In a statement, the DOF said sin taxes fell from P31.5 billion in 2010 to P25.4 billion last year.

"This fall in revenues proves that our current excise tax scheme for tobacco is structurally flawed, and is in need of immediate changes," said Undersecretary Jeremias Paul.

"Although PMFTC has claimed that nothing is wrong with our sin tax system, the figures show how vulnerable this system is to being abused," Paul said, referring to Philip Morris Fortune Tobacco Corp., which is blocking a legislative measure aimed at reforming Republic Act 9334 or the Sin Tax Law.

PMFTC insists the current law needs no reform, citing the 31 percent increase in sin tax collections in 2010.
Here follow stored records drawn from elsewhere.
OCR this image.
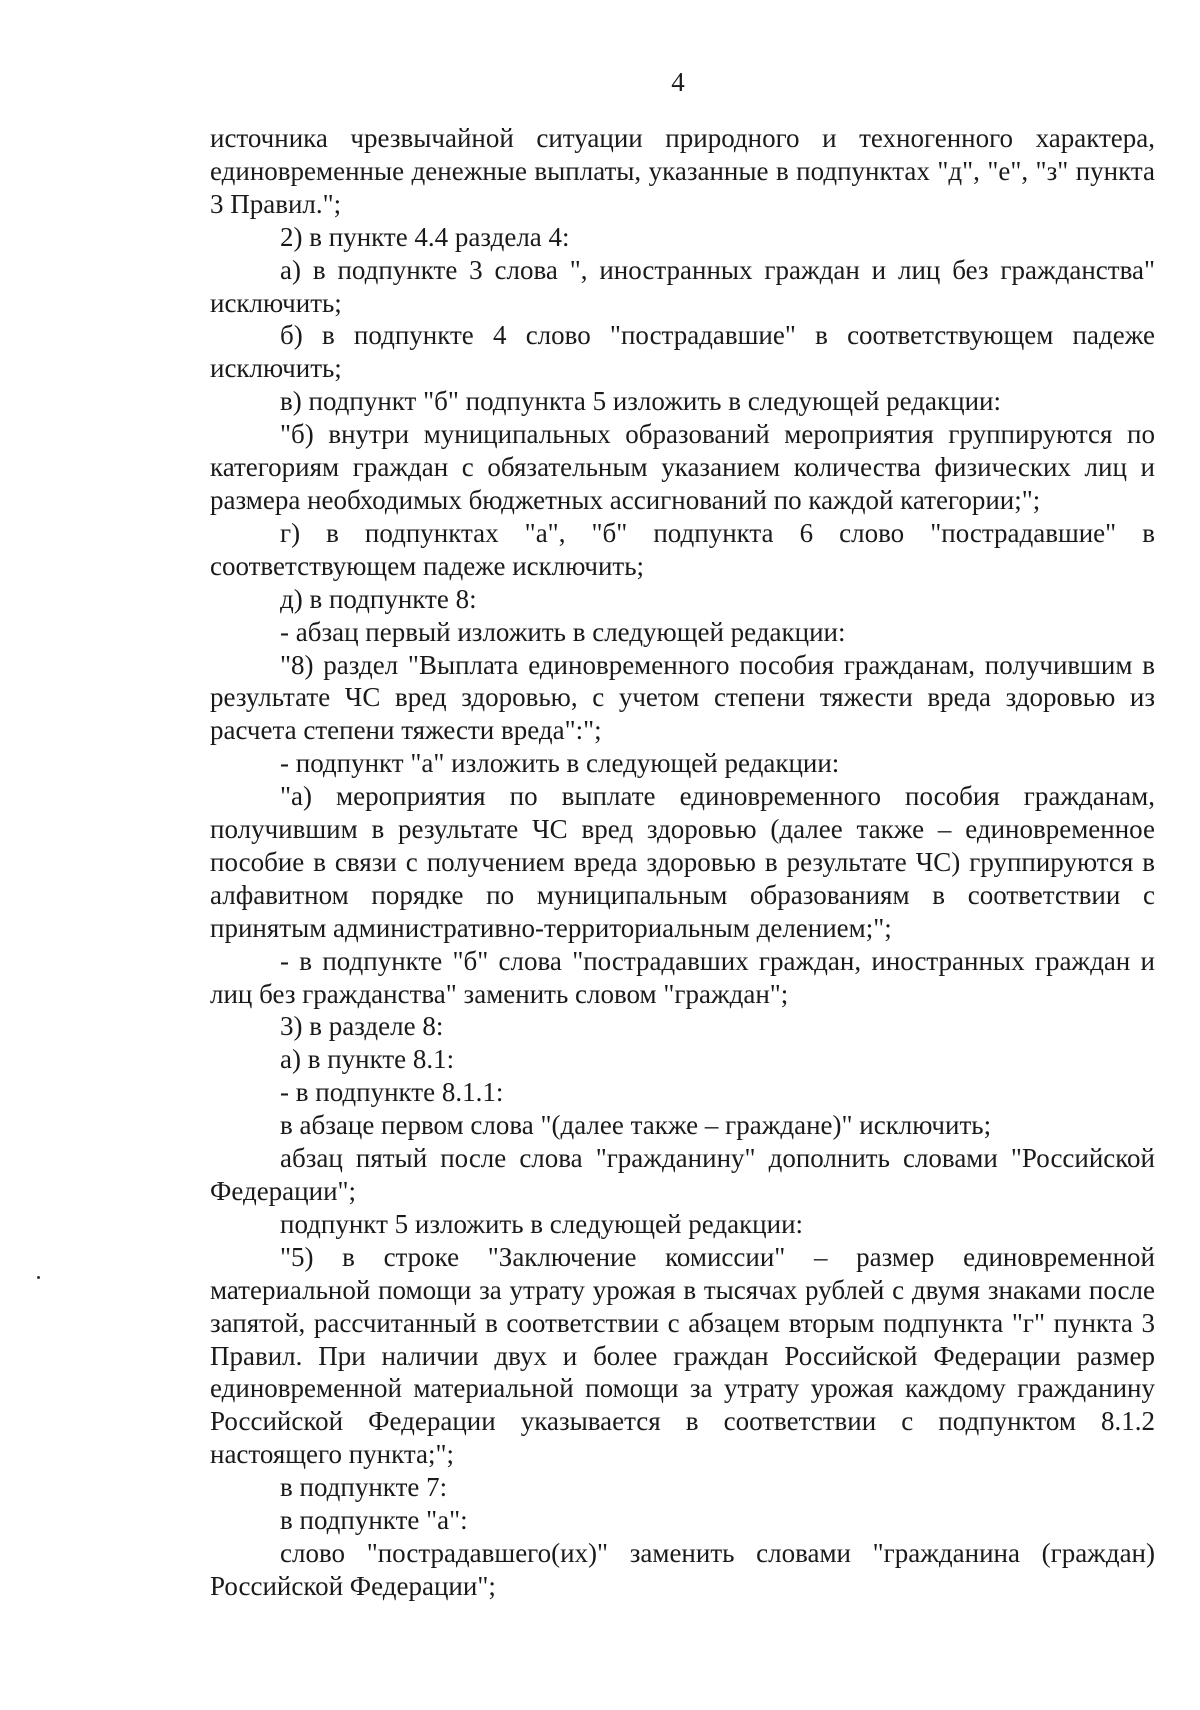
4

источника чрезвычайной ситуации природного и техногенного характера, единовременные денежные выплаты, указанные в подпунктах "д", "е", "з" пункта 3 Правил.";

2) в пункте 4.4 раздела 4:

а) в подпункте 3 слова ", иностранных граждан и лиц без гражданства" исключить;

б) в подпункте 4 слово "пострадавшие" в соответствующем падеже исключить;

в) подпункт "б" подпункта 5 изложить в следующей редакции:

"б) внутри муниципальных образований мероприятия группируются по категориям граждан с обязательным указанием количества физических лиц и размера необходимых бюджетных ассигнований по каждой категории;";

г) в подпунктах "а", "б" подпункта 6 слово "пострадавшие" в соответствующем падеже исключить;

д) в подпункте 8:

- абзац первый изложить в следующей редакции:

"8) раздел "Выплата единовременного пособия гражданам, получившим в результате ЧС вред здоровью, с учетом степени тяжести вреда здоровью из расчета степени тяжести вреда":";

- подпункт "а" изложить в следующей редакции:

"а) мероприятия по выплате единовременного пособия гражданам, получившим в результате ЧС вред здоровью (далее также – единовременное пособие в связи с получением вреда здоровью в результате ЧС) группируются в алфавитном порядке по муниципальным образованиям в соответствии с принятым административно-территориальным делением;";

- в подпункте "б" слова "пострадавших граждан, иностранных граждан и лиц без гражданства" заменить словом "граждан";

3) в разделе 8:

а) в пункте 8.1:

- в подпункте 8.1.1:

в абзаце первом слова "(далее также – граждане)" исключить;

абзац пятый после слова "гражданину" дополнить словами "Российской Федерации";

подпункт 5 изложить в следующей редакции:

"5) в строке "Заключение комиссии" – размер единовременной материальной помощи за утрату урожая в тысячах рублей с двумя знаками после запятой, рассчитанный в соответствии с абзацем вторым подпункта "г" пункта 3 Правил. При наличии двух и более граждан Российской Федерации размер единовременной материальной помощи за утрату урожая каждому гражданину Российской Федерации указывается в соответствии с подпунктом 8.1.2 настоящего пункта;";

в подпункте 7:

в подпункте "а":

слово "пострадавшего(их)" заменить словами "гражданина (граждан) Российской Федерации";
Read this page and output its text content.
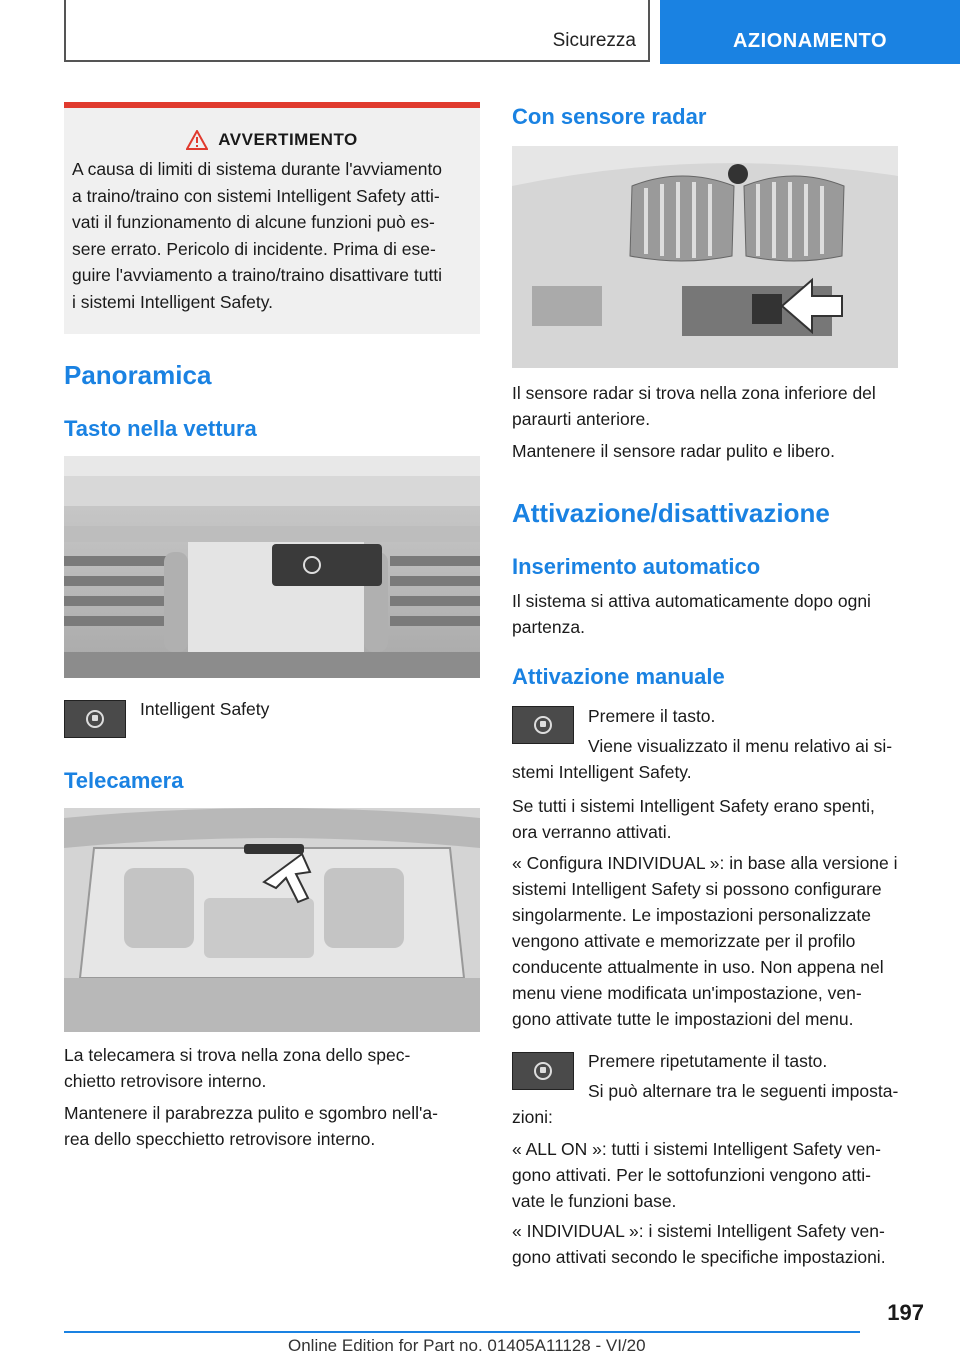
Sicurezza	AZIONAMENTO
AVVERTIMENTO
A causa di limiti di sistema durante l'avviamento
a traino/traino con sistemi Intelligent Safety atti-
vati il funzionamento di alcune funzioni può es-
sere errato. Pericolo di incidente. Prima di ese-
guire l'avviamento a traino/traino disattivare tutti
i sistemi Intelligent Safety.
Panoramica
Tasto nella vettura

Intelligent Safety

Telecamera

La telecamera si trova nella zona dello spec-
chietto retrovisore interno.

Mantenere il parabrezza pulito e sgombro nell'a-
rea dello specchietto retrovisore interno.

Con sensore radar

Il sensore radar si trova nella zona inferiore del
paraurti anteriore.

Mantenere il sensore radar pulito e libero.

Attivazione/disattivazione
Inserimento automatico

Il sistema si attiva automaticamente dopo ogni
partenza.

Attivazione manuale

Premere il tasto.

Viene visualizzato il menu relativo ai si-

stemi Intelligent Safety.

Se tutti i sistemi Intelligent Safety erano spenti,
ora verranno attivati.

« Configura INDIVIDUAL »: in base alla versione i
sistemi Intelligent Safety si possono configurare
singolarmente. Le impostazioni personalizzate
vengono attivate e memorizzate per il profilo
conducente attualmente in uso. Non appena nel
menu viene modificata un'impostazione, ven-
gono attivate tutte le impostazioni del menu.

Premere ripetutamente il tasto.

Si può alternare tra le seguenti imposta-

zioni:

« ALL ON »: tutti i sistemi Intelligent Safety ven-
gono attivati. Per le sottofunzioni vengono atti-
vate le funzioni base.

« INDIVIDUAL »: i sistemi Intelligent Safety ven-
gono attivati secondo le specifiche impostazioni.

197
Online Edition for Part no. 01405A11128 - VI/20
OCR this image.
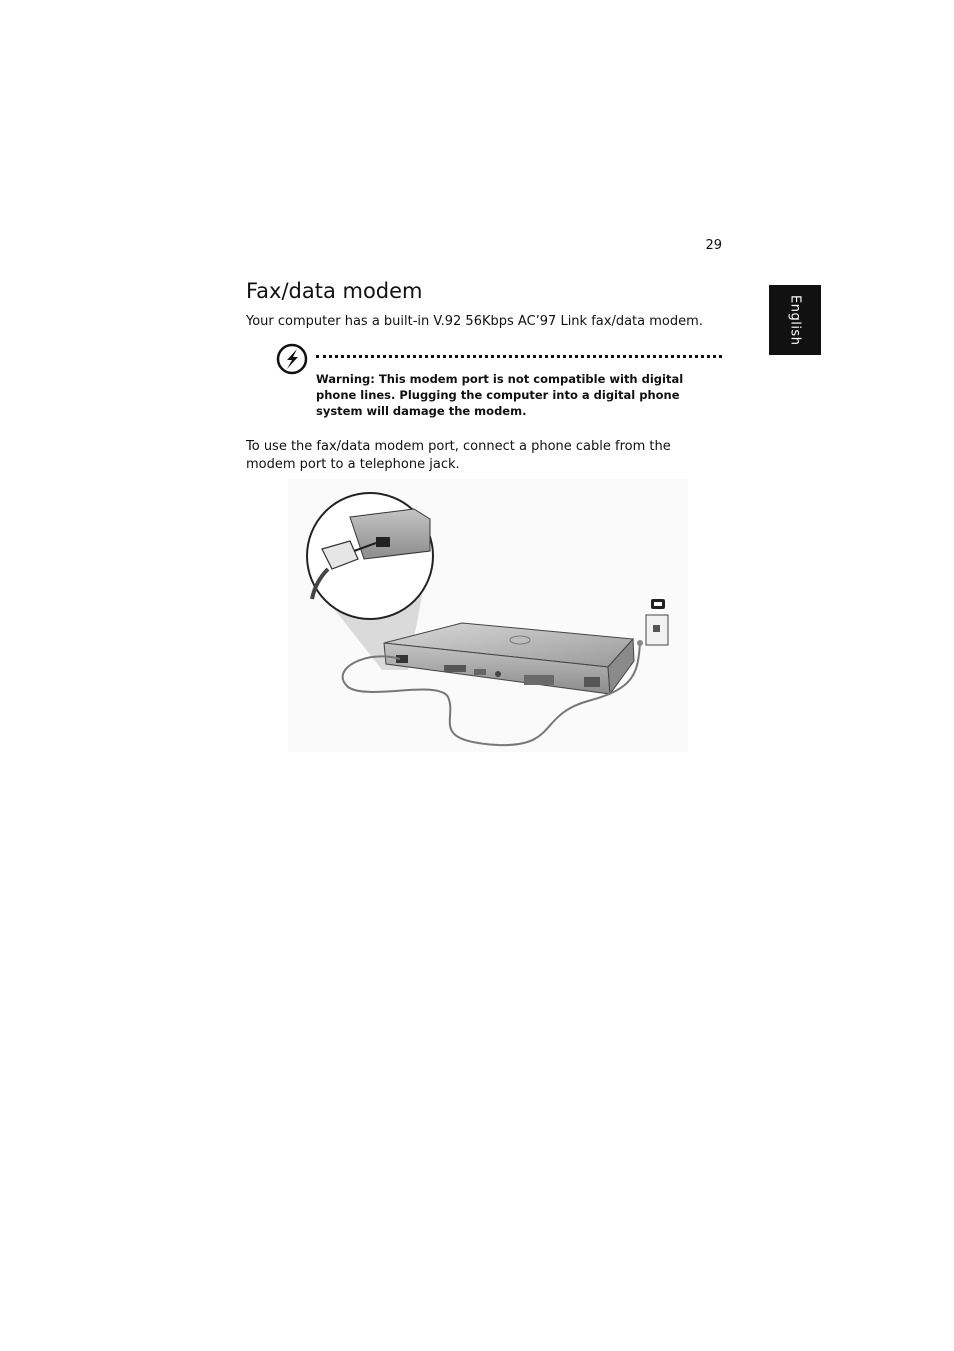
29
English
Fax/data modem

Your computer has a built-in V.92 56Kbps AC’97 Link fax/data modem.

Warning: This modem port is not compatible with digital phone lines. Plugging the computer into a digital phone system will damage the modem.

To use the fax/data modem port, connect a phone cable from the modem port to a telephone jack.
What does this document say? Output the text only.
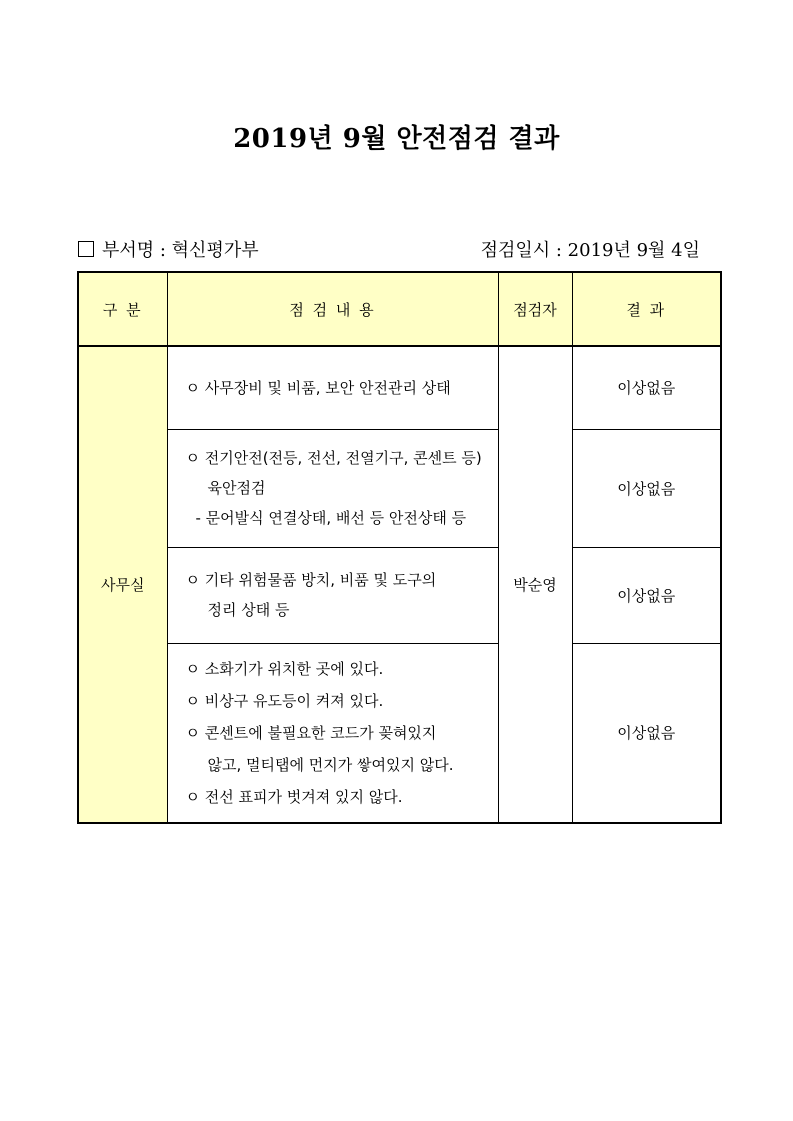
2019년 9월 안전점검 결과
부서명 : 혁신평가부	점검일시 : 2019년 9월 4일
구 분	점 검 내 용	점검자	결 과
사무실	ㅇ 사무장비 및 비품, 보안 안전관리 상태	박순영	이상없음

	ㅇ 전기안전(전등, 전선, 전열기구, 콘센트 등)
육안점검
- 문어발식 연결상태, 배선 등 안전상태 등		이상없음

	ㅇ 기타 위험물품 방치, 비품 및 도구의
정리 상태 등		이상없음

	ㅇ 소화기가 위치한 곳에 있다.
ㅇ 비상구 유도등이 켜져 있다.
ㅇ 콘센트에 불필요한 코드가 꽂혀있지
않고, 멀티탭에 먼지가 쌓여있지 않다.
ㅇ 전선 표피가 벗겨져 있지 않다.		이상없음
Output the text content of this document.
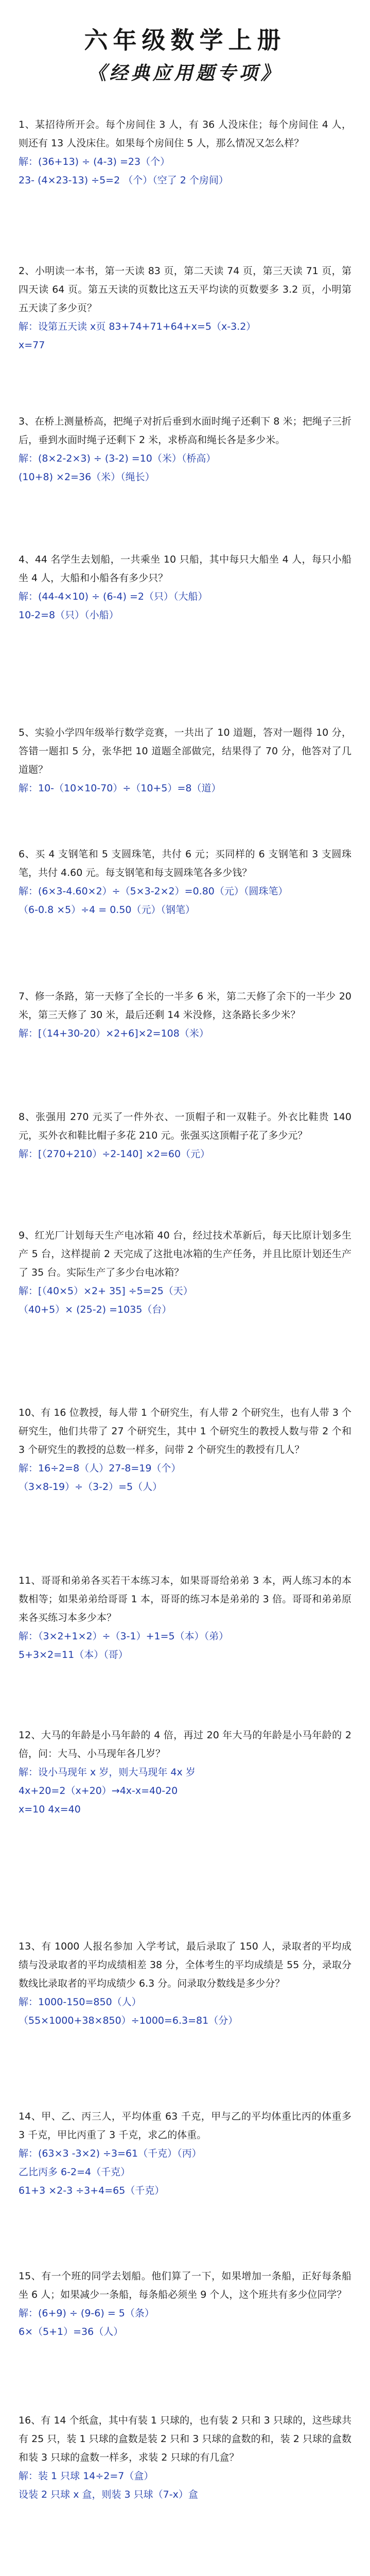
六年级数学上册
《经典应用题专项》

1、某招待所开会。每个房间住 3 人，有 36 人没床住；每个房间住 4 人，则还有 13 人没床住。如果每个房间住 5 人，那么情况又怎么样？

解：(36+13) ÷ (4-3) =23（个）

23- (4×23-13) ÷5=2 （个）（空了 2 个房间）

2、小明读一本书，第一天读 83 页，第二天读 74 页，第三天读 71 页，第四天读 64 页。第五天读的页数比这五天平均读的页数要多 3.2 页，小明第五天读了多少页？

解：设第五天读 x页 83+74+71+64+x=5（x-3.2）

x=77

3、在桥上测量桥高，把绳子对折后垂到水面时绳子还剩下 8 米；把绳子三折后，垂到水面时绳子还剩下 2 米，求桥高和绳长各是多少米。

解：(8×2-2×3) ÷ (3-2) =10（米）（桥高）

(10+8) ×2=36（米）（绳长）

4、44 名学生去划船，一共乘坐 10 只船，其中每只大船坐 4 人，每只小船坐 4 人，大船和小船各有多少只？

解：(44-4×10) ÷ (6-4) =2（只）（大船）

10-2=8（只）（小船）

5、实验小学四年级举行数学竞赛，一共出了 10 道题，答对一题得 10 分，答错一题扣 5 分，张华把 10 道题全部做完，结果得了 70 分，他答对了几道题？

解：10-（10×10-70）÷（10+5）=8（道）

6、买 4 支钢笔和 5 支圆珠笔，共付 6 元；买同样的 6 支钢笔和 3 支圆珠笔，共付 4.60 元。每支钢笔和每支圆珠笔各多少钱？

解：(6×3-4.60×2）÷（5×3-2×2）=0.80（元）（圆珠笔）

（6-0.8 ×5）÷4 = 0.50（元）（钢笔）

7、修一条路，第一天修了全长的一半多 6 米，第二天修了余下的一半少 20 米，第三天修了 30 米，最后还剩 14 米没修，这条路长多少米？

解：[（14+30-20）×2+6]×2=108（米）

8、张强用 270 元买了一件外衣、一顶帽子和一双鞋子。外衣比鞋贵 140 元，买外衣和鞋比帽子多花 210 元。张强买这顶帽子花了多少元？

解：[（270+210）÷2-140] ×2=60（元）

9、红光厂计划每天生产电冰箱 40 台，经过技术革新后，每天比原计划多生产 5 台，这样提前 2 天完成了这批电冰箱的生产任务，并且比原计划还生产了 35 台。实际生产了多少台电冰箱？

解：[（40×5）×2+ 35] ÷5=25（天）

（40+5）× (25-2) =1035（台）

10、有 16 位教授，每人带 1 个研究生，有人带 2 个研究生，也有人带 3 个研究生，他们共带了 27 个研究生，其中 1 个研究生的教授人数与带 2 个和 3 个研究生的教授的总数一样多，问带 2 个研究生的教授有几人？

解：16÷2=8（人）27-8=19（个）

（3×8-19）÷（3-2）=5（人）

11、哥哥和弟弟各买若干本练习本，如果哥哥给弟弟 3 本，两人练习本的本数相等；如果弟弟给哥哥 1 本，哥哥的练习本是弟弟的 3 倍。哥哥和弟弟原来各买练习本多少本？

解：（3×2+1×2）÷（3-1）+1=5（本）（弟）

5+3×2=11（本）（哥）

12、大马的年龄是小马年龄的 4 倍，再过 20 年大马的年龄是小马年龄的 2 倍，问：大马、小马现年各几岁？

解：设小马现年 x 岁，则大马现年 4x 岁

4x+20=2（x+20）→4x-x=40-20

x=10 4x=40

13、有 1000 人报名参加 入学考试，最后录取了 150 人，录取者的平均成绩与没录取者的平均成绩相差 38 分，全体考生的平均成绩是 55 分，录取分数线比录取者的平均成绩少 6.3 分。问录取分数线是多少分？

解：1000-150=850（人）

（55×1000+38×850）÷1000=6.3=81（分）

14、甲、乙、丙三人，平均体重 63 千克，甲与乙的平均体重比丙的体重多 3 千克，甲比丙重了 3 千克，求乙的体重。

解：(63×3 -3×2) ÷3=61（千克）（丙）

乙比丙多 6-2=4（千克）

61+3 ×2-3 ÷3+4=65（千克）

15、有一个班的同学去划船。他们算了一下，如果增加一条船，正好每条船坐 6 人；如果减少一条船，每条船必须坐 9 个人，这个班共有多少位同学？

解：(6+9) ÷ (9-6) = 5（条）

6×（5+1）=36（人）

16、有 14 个纸盒，其中有装 1 只球的，也有装 2 只和 3 只球的，这些球共有 25 只，装 1 只球的盒数是装 2 只和 3 只球的盒数的和，装 2 只球的盒数和装 3 只球的盒数一样多，求装 2 只球的有几盒？

解：装 1 只球 14÷2=7（盒）

设装 2 只球 x 盒，则装 3 只球（7-x）盒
"Actually, our collections since 2004 have been badly see-sawing because of a practice of tobacco companies called 'front-loading.' Before revenues rose in 2010 and 2008, they fell by 13 percent in 2009, and 12 percent in 2007‚ the years when taxes were raised. This is the worst fall yet for our tobacco sin tax revenues. It's a telltale sign that the system is structurally defective. That's why we need the Abaya reform bill to fix this," said Paul, referring to the bill introduced at the House by Cavite Rep. Joseph Abaya.

Front-loading has been rampant since 2004 because RA 9334 prescribed small tax increases on tobacco products every two years, leading companies like PMFTC to concentrate their sales between the application of these higher, though tiny, tax rates.

This, in turn, has permitted tobacco firms to avoid having most of their sales bear the full weight of heightened excise levies. Combined with other well-known flaws of the present sin tax law - such as a multi-tiered system that protects old brands at 1996 tax rates and non-indexation to inflation - the current tax structure has failed to foster a fiscal environment of fair competition and buoyant tax revenues, the DOF said.

"Unless the Abaya sin tax bill is passed, our country will continue to bleed billions of pesos in government funds, which could have been used for improving the lives of our fellow Filipinos‚" said Jo-ann Latuja, senior economist of Action for Economic Reforms.

The DOF said at least P19.5 billion in revenues has been lost from 2006 to 2010 due to cigarette consumption that has merely downshifted from higher to lower-priced brands - a trend which the current multi-tiered system has encouraged.

Moreover, as the present regime still allows most smokers to switch to cheaper products, instead of quitting outright, it has been unable to stem rising levels of tobacco use among Filipinos.

"The numbers are just indisputable: the Abaya reforms are vital to fixing this faulty tax system, while lessening consumption of the number one cause of death in our country today. If this bill is not passed, the revenue losses could be the least of our concerns, since a health crisis is already brewing in our midst that endangers the young and poor populations of our country," Latuja said.